Tout à coup, on se rend compte à quel point nous sommes nuls en mécanique. Nous ne savons même pas reconnaître une bougie... Merci Miguel et David ! Mais le problème n'est pas réglé pour autant. Nous avons une bonne dizaine de clés anglaises dans notre boîte à outils, mais aucune trace de clé à bougie tubulaire. Les deux frères vénézuéliens se résignent alors à nous dire d'aller au plus vite voir un garagiste. Mais nous sommes à 60 kilomètres de l'atelier le plus proche ! Il va falloir remettre la bougie à sa place, en espérant qu'elle tienne jusqu'au bout. « Ce n'est pas la meilleure option, mais c'est déjà mieux que rien, ajoutent Miguel et David par message. Le souci, c'est que vous ne pourrez pas faire plus d'une quinzaine de kilomètres comme ça. Il va peut-être falloir appeler une grue à la rescousse... » Et payer des milliers de pesos ?! Hors de question. On va essayer de se débrouiller tout seuls. Même en plein désert. Le soleil est désormais très proche de l'horizon. Dans quelques instants, il fera nuit noire. Faisons vite ! Lulu se brûle les doigts en remplaçant la bougie dans le cylindre. Elle a l'air de tenir. De retour à l'avant, le moteur redémarre. Victoire ! Nous roulons à vitesse très réduite pour ne pas brusquer Combistador.

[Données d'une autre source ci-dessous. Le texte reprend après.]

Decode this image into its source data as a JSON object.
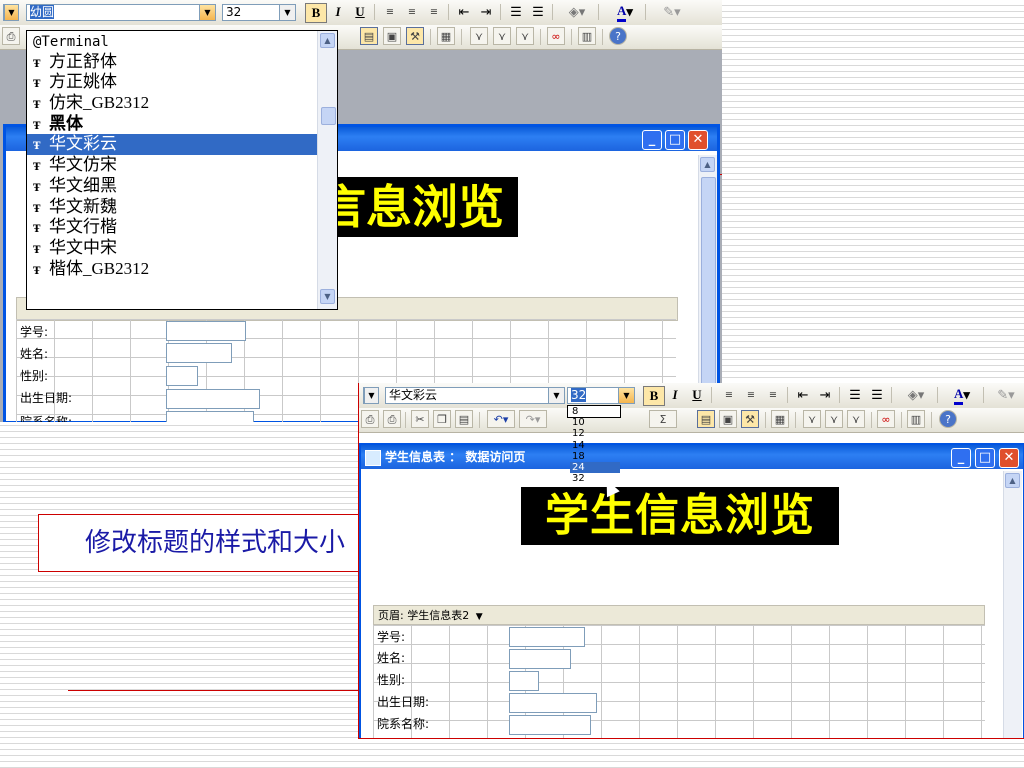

Au bout de cinq kilomètres, un deuxième BOUM retentit à l'arrière. La bougie a sauté, de nouveau. Lulu la replace tant bien que mal (forcément, il s'agit de la bougie arrière-gauche, la plus difficile à atteindre derrière le moteur). Dix kilomètres plus loin, rebelote : la bougie a lâché et le câble jusqu'au distributeur est sectionné. Normalement, cela n'est pas rédhibitoire. C'est reparti pour près de 40 kilomètres dans le crépuscule d'Atacama. Après plusieurs arrêts pour replacer cette foutue bougie dans son cylindre, nous atteignons enfin... Calama, lieu d'habitation le plus proche. Les retrouvailles avec cette ville triste et poussiéreuse ne sont pas joyeuses. Nous cherchons un garagiste au plus vite. Dans un quartier sombre, excentré du centre-ville, les portes de l'atelier se ferment devant nos yeux. Trop tard. Le patron, air maussade et clope au bec, nous dit de revenir demain matin. Nous devrons dormir en pleine rue, sur le trottoir d'en face.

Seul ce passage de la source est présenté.